Director: Jack Schreier
Writers: Scott Neustadter and Michael H. Weber
Starring: Nat Wolff, Cara Delevingne, Halston Sage, Austin Abrams, and Justice Smith
This review originally ran on CentralTrack.com
Not sure if this trend will continue, but it seems if Young Adult novels aren't dealing with a post-apocalyptic future, then the story is dealing with an existential, I-need-to-find-myself crisis. It takes a strong film to tell a story about a teenager dealing with an existential crisis without them sounding like an angsty brat.
Paper Towns features such a pair of teenagers with mixed results. Sometimes the film is poignant and sweet, and other times, you find yourself rolling your eyes at the characters and their actions.
While growing up in Orlando, Quentin (Wolff) falls in love with the girl next door, Margo (Delevingne). Margo is everything Quentin is not. She's the stuff of legends. She's vivacious, precocious, popular, and beats to her own drum. She likes to run away from home and leaves clues for her little sister so she doesn't worry. On the other hand, Quentin is quiet, has never skipped school, and has a small circle of friends who share his nerdy qualities. Margo and Quentin use to be close friends growing up, but then school happened, and they grew apart.
Then one night, Margo ropes Quentin into a revenge plot to embarrass her cheating boyfriend and her group of friends. Quentin has never done anything like this before, so he's timid at first, but Margo begins to break is nervous exterior, and Quentin feels more alive than he ever has before.

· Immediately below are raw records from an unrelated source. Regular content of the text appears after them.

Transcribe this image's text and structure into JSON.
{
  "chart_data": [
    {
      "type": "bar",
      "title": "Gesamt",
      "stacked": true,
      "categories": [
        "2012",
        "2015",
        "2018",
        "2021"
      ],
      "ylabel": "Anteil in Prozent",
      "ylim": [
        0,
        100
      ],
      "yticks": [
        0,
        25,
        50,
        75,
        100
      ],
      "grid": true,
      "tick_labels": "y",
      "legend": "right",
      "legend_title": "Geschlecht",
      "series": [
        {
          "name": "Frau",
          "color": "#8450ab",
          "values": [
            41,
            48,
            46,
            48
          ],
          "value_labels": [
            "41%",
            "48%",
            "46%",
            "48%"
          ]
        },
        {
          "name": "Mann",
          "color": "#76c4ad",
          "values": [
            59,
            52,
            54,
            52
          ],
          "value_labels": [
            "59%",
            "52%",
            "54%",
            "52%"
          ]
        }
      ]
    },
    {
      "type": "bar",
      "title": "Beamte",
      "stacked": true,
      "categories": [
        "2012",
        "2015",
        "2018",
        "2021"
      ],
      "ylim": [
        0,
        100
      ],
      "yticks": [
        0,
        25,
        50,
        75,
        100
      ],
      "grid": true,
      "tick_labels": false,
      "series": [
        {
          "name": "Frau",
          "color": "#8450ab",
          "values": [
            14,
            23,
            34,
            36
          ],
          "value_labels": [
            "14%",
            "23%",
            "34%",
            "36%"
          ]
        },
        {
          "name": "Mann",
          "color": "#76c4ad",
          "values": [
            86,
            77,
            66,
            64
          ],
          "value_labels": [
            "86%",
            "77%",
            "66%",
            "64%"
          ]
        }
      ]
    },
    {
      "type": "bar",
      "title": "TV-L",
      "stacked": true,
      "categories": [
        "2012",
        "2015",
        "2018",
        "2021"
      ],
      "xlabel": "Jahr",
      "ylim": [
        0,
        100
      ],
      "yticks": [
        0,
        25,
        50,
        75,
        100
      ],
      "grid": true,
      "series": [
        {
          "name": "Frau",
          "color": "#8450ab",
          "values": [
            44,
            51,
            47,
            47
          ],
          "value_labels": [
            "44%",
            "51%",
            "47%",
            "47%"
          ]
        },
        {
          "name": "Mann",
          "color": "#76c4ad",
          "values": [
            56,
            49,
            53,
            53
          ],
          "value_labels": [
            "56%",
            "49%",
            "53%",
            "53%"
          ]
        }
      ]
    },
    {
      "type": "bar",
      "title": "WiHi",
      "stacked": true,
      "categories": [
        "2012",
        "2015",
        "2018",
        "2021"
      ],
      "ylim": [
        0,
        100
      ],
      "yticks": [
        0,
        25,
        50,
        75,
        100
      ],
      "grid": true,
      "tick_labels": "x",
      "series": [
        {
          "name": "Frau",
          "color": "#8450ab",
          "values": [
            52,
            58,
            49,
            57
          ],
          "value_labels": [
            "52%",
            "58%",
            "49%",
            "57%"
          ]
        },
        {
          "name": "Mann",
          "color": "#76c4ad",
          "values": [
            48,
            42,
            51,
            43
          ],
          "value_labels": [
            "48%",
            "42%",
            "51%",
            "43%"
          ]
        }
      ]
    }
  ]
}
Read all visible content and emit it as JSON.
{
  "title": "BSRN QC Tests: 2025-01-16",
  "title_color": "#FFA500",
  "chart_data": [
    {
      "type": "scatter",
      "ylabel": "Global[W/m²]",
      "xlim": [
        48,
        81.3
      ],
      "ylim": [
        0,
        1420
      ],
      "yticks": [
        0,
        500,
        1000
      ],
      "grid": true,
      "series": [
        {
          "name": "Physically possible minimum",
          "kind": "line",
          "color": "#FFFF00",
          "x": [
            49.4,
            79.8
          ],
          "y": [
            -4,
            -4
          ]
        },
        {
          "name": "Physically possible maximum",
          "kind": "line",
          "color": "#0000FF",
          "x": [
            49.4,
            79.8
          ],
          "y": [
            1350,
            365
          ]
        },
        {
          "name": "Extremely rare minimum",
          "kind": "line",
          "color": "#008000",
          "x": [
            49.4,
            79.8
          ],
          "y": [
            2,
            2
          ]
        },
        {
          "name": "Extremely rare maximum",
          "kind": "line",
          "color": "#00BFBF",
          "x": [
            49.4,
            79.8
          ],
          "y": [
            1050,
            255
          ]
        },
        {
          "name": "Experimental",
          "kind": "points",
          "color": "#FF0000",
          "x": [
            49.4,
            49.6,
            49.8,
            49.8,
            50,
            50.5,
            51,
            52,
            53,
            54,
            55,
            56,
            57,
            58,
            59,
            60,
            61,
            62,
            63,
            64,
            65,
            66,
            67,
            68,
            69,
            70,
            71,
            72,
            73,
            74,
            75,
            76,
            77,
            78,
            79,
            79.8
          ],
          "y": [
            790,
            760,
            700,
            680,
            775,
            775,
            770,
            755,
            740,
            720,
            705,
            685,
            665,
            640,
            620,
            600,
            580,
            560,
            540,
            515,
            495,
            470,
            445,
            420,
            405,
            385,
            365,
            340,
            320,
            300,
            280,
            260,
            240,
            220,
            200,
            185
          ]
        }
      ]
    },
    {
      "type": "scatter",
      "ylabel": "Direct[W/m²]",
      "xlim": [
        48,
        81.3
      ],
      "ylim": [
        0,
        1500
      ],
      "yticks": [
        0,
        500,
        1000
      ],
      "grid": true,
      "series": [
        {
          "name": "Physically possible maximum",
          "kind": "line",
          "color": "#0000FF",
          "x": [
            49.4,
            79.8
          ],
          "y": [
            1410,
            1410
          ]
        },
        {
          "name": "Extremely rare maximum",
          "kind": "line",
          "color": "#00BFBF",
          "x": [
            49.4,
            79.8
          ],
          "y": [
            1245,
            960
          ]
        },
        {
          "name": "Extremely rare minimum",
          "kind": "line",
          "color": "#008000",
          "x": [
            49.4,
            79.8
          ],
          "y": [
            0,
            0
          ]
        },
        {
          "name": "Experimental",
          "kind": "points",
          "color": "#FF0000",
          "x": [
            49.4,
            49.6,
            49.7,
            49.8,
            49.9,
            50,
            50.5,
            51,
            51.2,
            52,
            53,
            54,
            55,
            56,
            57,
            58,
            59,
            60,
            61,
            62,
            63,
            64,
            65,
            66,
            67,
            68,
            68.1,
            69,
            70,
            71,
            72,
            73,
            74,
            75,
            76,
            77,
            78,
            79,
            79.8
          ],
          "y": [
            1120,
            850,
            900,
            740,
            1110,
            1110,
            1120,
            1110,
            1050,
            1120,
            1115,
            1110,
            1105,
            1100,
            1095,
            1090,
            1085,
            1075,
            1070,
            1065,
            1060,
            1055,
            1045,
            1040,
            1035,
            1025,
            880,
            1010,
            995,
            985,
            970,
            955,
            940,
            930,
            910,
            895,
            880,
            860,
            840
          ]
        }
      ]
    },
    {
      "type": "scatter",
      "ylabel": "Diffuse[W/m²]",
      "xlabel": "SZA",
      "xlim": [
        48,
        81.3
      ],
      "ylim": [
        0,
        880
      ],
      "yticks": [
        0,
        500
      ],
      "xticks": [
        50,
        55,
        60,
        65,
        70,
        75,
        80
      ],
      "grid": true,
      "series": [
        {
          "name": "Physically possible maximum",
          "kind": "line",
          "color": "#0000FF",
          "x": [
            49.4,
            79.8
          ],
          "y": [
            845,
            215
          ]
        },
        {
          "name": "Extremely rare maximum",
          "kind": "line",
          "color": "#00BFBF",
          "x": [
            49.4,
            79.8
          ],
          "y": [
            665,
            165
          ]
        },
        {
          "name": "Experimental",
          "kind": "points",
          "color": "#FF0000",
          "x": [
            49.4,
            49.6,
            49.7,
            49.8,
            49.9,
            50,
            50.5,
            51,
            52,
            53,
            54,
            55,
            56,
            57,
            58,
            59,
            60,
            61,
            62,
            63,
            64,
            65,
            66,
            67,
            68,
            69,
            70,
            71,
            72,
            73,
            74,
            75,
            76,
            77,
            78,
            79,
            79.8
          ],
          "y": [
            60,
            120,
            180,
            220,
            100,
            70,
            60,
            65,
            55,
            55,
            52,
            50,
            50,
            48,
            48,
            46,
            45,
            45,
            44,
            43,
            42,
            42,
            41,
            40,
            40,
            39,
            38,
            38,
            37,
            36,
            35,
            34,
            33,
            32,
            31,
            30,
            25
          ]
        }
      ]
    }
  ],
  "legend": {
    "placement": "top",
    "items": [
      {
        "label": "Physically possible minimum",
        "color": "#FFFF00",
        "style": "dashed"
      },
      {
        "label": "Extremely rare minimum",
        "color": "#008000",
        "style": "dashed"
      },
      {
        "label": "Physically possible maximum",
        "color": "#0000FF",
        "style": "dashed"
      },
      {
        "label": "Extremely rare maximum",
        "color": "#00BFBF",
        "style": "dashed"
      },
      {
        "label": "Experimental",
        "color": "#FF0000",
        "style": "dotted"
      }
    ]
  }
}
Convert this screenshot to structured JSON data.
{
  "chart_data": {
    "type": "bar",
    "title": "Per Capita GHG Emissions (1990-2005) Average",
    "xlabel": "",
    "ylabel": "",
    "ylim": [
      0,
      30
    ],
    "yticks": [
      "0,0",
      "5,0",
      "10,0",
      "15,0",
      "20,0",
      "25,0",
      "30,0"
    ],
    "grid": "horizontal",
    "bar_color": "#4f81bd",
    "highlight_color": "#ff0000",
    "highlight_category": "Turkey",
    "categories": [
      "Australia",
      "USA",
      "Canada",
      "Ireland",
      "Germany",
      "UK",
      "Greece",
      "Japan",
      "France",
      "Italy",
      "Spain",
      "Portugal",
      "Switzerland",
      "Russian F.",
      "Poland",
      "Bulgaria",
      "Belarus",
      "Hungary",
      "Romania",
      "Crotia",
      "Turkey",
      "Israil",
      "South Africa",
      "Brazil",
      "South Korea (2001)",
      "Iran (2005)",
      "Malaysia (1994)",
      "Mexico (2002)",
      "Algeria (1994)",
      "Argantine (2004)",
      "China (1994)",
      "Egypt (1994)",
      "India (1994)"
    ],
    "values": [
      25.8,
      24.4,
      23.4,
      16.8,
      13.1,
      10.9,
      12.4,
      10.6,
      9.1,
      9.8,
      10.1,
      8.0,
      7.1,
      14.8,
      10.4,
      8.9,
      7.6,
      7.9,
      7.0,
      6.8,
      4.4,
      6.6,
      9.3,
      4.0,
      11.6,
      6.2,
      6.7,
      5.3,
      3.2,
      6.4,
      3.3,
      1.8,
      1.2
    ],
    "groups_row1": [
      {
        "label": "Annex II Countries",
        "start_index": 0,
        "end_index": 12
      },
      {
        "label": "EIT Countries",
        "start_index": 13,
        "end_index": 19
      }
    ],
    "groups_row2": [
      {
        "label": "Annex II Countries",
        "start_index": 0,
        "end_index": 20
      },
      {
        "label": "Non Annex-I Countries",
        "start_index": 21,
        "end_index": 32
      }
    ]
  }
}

As a character, Margo is infuriating. She's supposed to represent this vagabond mentality disguised as a Manic Pixie Dream girl to Quentin's everyman, square mentality. But the story tries too hard to make her quirky and weird. It's fine to be a free-spirit and not relate to the suburban culture around you, but the film makes her actions and dialogue almost insufferable. For example, she doesn't capitalize the first letters in a sentence, instead she capitalizes random letters because "the rules are so unfair to the letters in the middle." No one thinks or talks that way.
After their night of mischief, Margo disappears the next morning leaving clues behind for Quentin to find. Thus Quentin begins his quest to find her. His friends get roped in, but they begin to wonder if Margo ever wants to be found. This is where the film feels more genuine.
Quentin has two friends, Radar (Smith) and Ben (Abrams), and the chemistry between the three boys makes the story feel real. These boys have been friends since they can remember, and they have a few weeks left before senior year is over, and then they're off to various parts of the country for college. They understand this is coming, so this Margo adventure feels like a last hurrah for them. It's something outside of their comfort zone, and it's the type of adventure we all wanted to have with our friends growing up; something you'll never forget.
When the three of them are together discussing clues or making jabs at each other, the film is more relatable and has some genuinely funny moments. There's a particular "situation" in a car where a character has to go to the bathroom really bad, and it escalates into the biggest laugh of the film. The movie needed more moments like this, and less angsty teenage crisis.
Now, I never read this book, and maybe the book has more character development for Margo, but based on her character on the screen, Margo doesn't come across as someone I would look up to or want to be like. Her self-absorbtion would get tiresome for almost anyone, and she never seems happy, even when she finishes one of her adventures.
This might be a film for people who are fans of the book, but unless you want to watch a sad guy pine over an angsty and elusive girl, then go ahead and skip this.